Wholesale egg prices are up 40 percent because of the current recall. Pork bellies—that’s where bacon comes from—just hit an all-time high of $1.42 a pound. The price of raw coffee beans now sits at a 13-year peak. Breakfast, the fastest-growing part of the foodservice business, once provided full-service operators with their best margins. Now what?
Weak economies like the one we’re in now normally put a damper on food price increases. But that’s not what’s happening to three of the most important commodities restaurant operators serve at breakfast and elsewhere during the day.

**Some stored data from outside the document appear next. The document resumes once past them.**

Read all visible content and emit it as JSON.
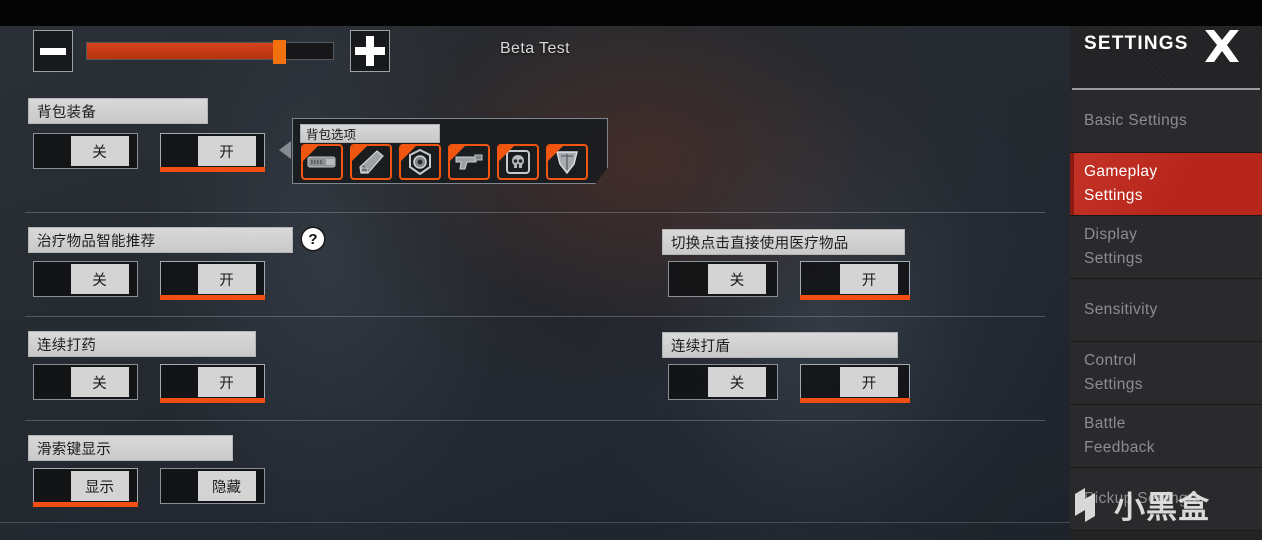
{
  "header": {
    "beta_test_label": "Beta Test"
  },
  "slider": {
    "minus_label": "minus-icon",
    "plus_label": "plus-icon",
    "fill_percent": 78
  },
  "sidebar": {
    "title": "SETTINGS",
    "close_icon": "close-x-icon",
    "items": [
      {
        "label": "Basic Settings",
        "line1": "Basic Settings",
        "line2": "",
        "active": false
      },
      {
        "label": "Gameplay Settings",
        "line1": "Gameplay",
        "line2": "Settings",
        "active": true
      },
      {
        "label": "Display Settings",
        "line1": "Display",
        "line2": "Settings",
        "active": false
      },
      {
        "label": "Sensitivity",
        "line1": "Sensitivity",
        "line2": "",
        "active": false
      },
      {
        "label": "Control Settings",
        "line1": "Control",
        "line2": "Settings",
        "active": false
      },
      {
        "label": "Battle Feedback",
        "line1": "Battle",
        "line2": "Feedback",
        "active": false
      },
      {
        "label": "Pickup Settings",
        "line1": "Pickup Settings",
        "line2": "",
        "active": false
      }
    ]
  },
  "options": {
    "backpack_gear": {
      "label": "背包装备",
      "off_label": "关",
      "on_label": "开",
      "selected": "on"
    },
    "smart_heal_recommend": {
      "label": "治疗物品智能推荐",
      "help_label": "?",
      "off_label": "关",
      "on_label": "开",
      "selected": "on"
    },
    "tap_to_use_heal": {
      "label": "切换点击直接使用医疗物品",
      "off_label": "关",
      "on_label": "开",
      "selected": "on"
    },
    "continuous_heal": {
      "label": "连续打药",
      "off_label": "关",
      "on_label": "开",
      "selected": "on"
    },
    "continuous_shield": {
      "label": "连续打盾",
      "off_label": "关",
      "on_label": "开",
      "selected": "on"
    },
    "zipline_key_display": {
      "label": "滑索键显示",
      "show_label": "显示",
      "hide_label": "隐藏",
      "selected": "show"
    }
  },
  "backpack_flyout": {
    "title": "背包选项",
    "icons": [
      {
        "name": "ammo-magazine-icon",
        "selected": true
      },
      {
        "name": "weapon-attachment-icon",
        "selected": true
      },
      {
        "name": "helmet-armor-icon",
        "selected": true
      },
      {
        "name": "pistol-weapon-icon",
        "selected": true
      },
      {
        "name": "death-box-banner-icon",
        "selected": true
      },
      {
        "name": "body-shield-icon",
        "selected": true
      }
    ]
  },
  "watermark": {
    "text": "小黑盒",
    "logo": "xiaoheihe-logo-icon"
  },
  "colors": {
    "accent_orange": "#f24d12",
    "active_red": "#c1281b",
    "label_bg": "#d4d4d4",
    "sidebar_bg": "#2a2a2d"
  }
}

Since we’re in an environment when it’s risky to just pass along the increased costs to customers and hope for the best, let’s take a look at how long the pain is likely to last.
Shelled egg prices are up because of the fallout from the salmonella-related recall now going on nationwide. For safety reasons, some operators have switched to pasteurized liquid eggs. Either way, be prepared to pay more into the near future until supply and demand balance out.

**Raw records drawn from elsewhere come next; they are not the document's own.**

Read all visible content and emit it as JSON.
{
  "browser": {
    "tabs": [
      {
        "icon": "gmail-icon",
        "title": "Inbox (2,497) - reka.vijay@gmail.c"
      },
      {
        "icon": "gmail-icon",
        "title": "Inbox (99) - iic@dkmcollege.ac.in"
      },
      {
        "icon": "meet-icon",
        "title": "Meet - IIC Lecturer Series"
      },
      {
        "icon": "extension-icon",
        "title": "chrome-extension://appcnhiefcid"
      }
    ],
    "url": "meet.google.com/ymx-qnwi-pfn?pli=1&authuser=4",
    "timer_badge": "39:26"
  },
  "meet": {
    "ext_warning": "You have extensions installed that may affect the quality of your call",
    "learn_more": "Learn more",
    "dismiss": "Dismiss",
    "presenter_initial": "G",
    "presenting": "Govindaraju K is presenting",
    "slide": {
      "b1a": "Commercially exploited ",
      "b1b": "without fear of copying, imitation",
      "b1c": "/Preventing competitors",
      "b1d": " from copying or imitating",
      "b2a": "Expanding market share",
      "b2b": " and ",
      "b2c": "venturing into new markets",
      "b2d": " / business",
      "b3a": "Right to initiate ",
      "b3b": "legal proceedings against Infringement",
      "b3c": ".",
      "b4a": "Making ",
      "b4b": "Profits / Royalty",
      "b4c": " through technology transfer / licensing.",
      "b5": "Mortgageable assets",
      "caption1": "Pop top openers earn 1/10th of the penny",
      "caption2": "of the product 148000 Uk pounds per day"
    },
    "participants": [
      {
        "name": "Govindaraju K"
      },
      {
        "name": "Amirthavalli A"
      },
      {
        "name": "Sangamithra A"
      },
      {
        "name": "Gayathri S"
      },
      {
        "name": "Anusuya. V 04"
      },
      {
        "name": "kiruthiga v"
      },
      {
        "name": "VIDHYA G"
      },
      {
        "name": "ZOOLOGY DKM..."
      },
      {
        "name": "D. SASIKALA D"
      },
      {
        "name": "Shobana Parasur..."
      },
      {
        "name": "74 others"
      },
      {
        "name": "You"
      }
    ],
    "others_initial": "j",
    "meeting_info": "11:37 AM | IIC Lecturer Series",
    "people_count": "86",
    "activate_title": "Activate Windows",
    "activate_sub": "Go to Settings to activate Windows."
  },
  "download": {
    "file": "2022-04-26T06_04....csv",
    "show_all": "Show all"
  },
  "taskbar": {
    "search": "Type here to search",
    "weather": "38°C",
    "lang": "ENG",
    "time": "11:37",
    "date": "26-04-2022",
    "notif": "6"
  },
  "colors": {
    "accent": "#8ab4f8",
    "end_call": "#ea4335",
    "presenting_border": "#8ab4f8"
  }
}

It’s a different story with bacon. Once a breakfast staple, it’s now used in every daypart and appears on many areas of the menu, up to and including dessert. Couple increased operator demand with this year’s three percent reduction in the number of hogs and you get higher prices.
But should they be as high as they’re spiking now? It’s not just that the price of pork bellies has gotten so high, so fast. Commodity traders point out that the premium paid for them over the price of live hogs, whose price has not climbed as much, has expanded dramatically. Last year at this time, live hogs sold at 50 cents or below per pound, while pork bellies were priced at between 60 and 70 cents. Today, live hogs are going for 82 cents a pound while the bellies are setting an all-time record of $1.42 per pound. It’s a huge spread, but at least the surge in pork belly prices hasn’t caused the price of other cuts to rise.

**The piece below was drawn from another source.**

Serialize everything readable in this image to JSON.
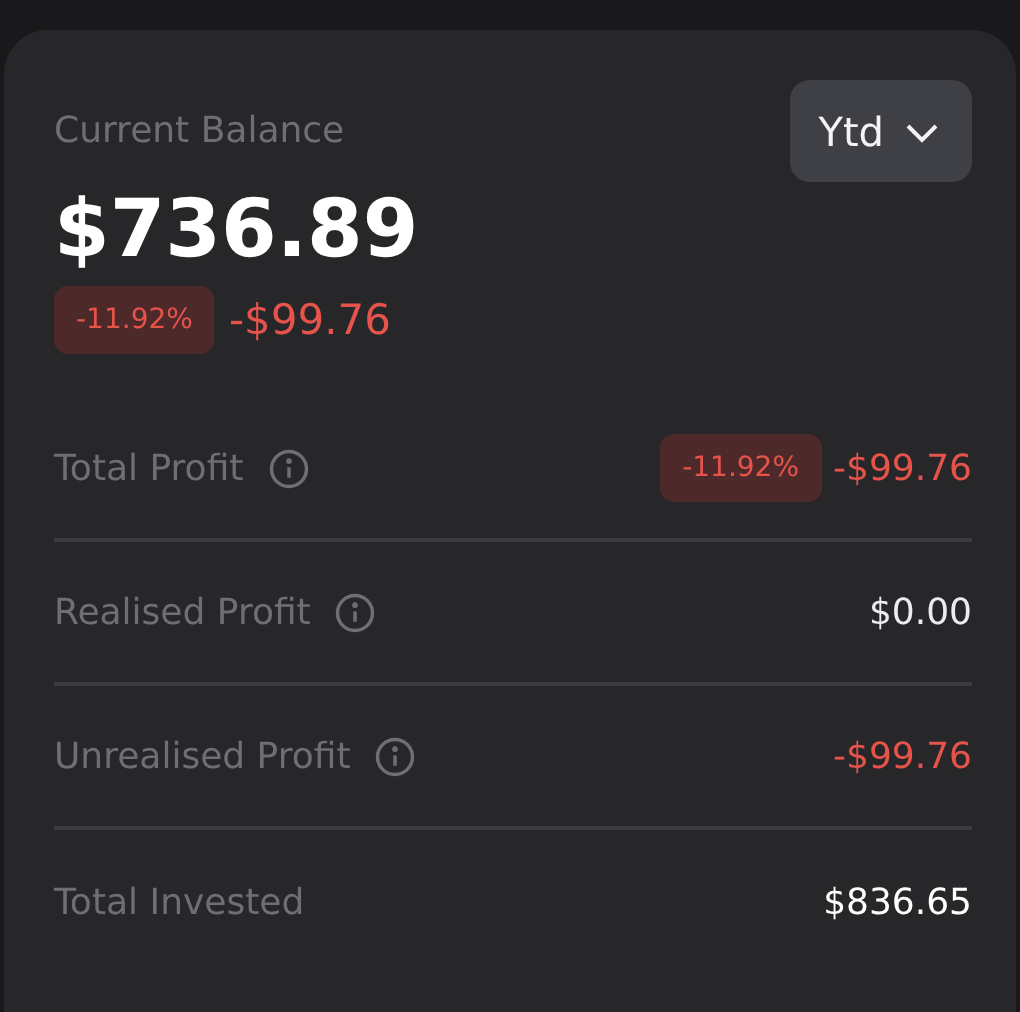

Pork market experts suggest that the cost of bacon will get worse before it gets better. That’s the same forecast coffee analysts are giving. Prices of raw beans are way up, particularly for higher-quality Arabica beans. However, upcoming harvests in key coffee-growing regions around the world look good, suggesting that prices could return to lower levels once the new supply hits the market.
Painful as these commodity price spikes might be for full-service restaurant operators, it could be worse. That’s especially true for coffee, where restaurants at least have plenty of margin to work with if they choose to absorb the current price hikes. Grocery stores don’t. They have little choice but to pass the increases along right away.
Eggs, even at their currently inflated price levels, remain a relatively low-cost protein item by restaurant standards. Their increase can likely be absorbed. As for bacon, because it is so flavorful, a little can go a long way in many dishes, or portion sizes can be adjusted in sandwiches and other uses. Barring that, it’s the one food item we’re talking about here where you could probably raise prices to cover the difference with little-to-no effect.
So there’s hope that full-service restaurants can ride out these price fluctuations. It might not be so easy for the many QSR chains that have lately come to dominate the breakfast market. According to NPD restaurant industry analyst Bonnie Riggs, 80 percent of the 12 billion morning meals served in restaurants each year are sold by QSRs. This segment’s push into specialty coffees and breakfast sandwiches has been successful, but could now hit the wall as the price of three of the key ingredients that have accounted for most of the growth is going through the roof.
Yet breakfast is a key going forward, says Riggs.
“There is a lot of activity around the breakfast daypart right now, with chains expanding into the daypart, and the addition of breakfast menu items, promotions and deals,” she says. “Currently only one out of ten breakfast opportunities is satisfied by foodservice, and there are more breakfasts skipped than served in restaurants, all of which means that breakfast is a significant growth opportunity for the foodservice industry.”
Prices might be high right now, but full-service is better able to deal with them than most QSRs. If you want to position your restaurant to capture a greater share of the upcoming growth Riggs is talking about, the time to re-strategize your breakfast offerings may be now.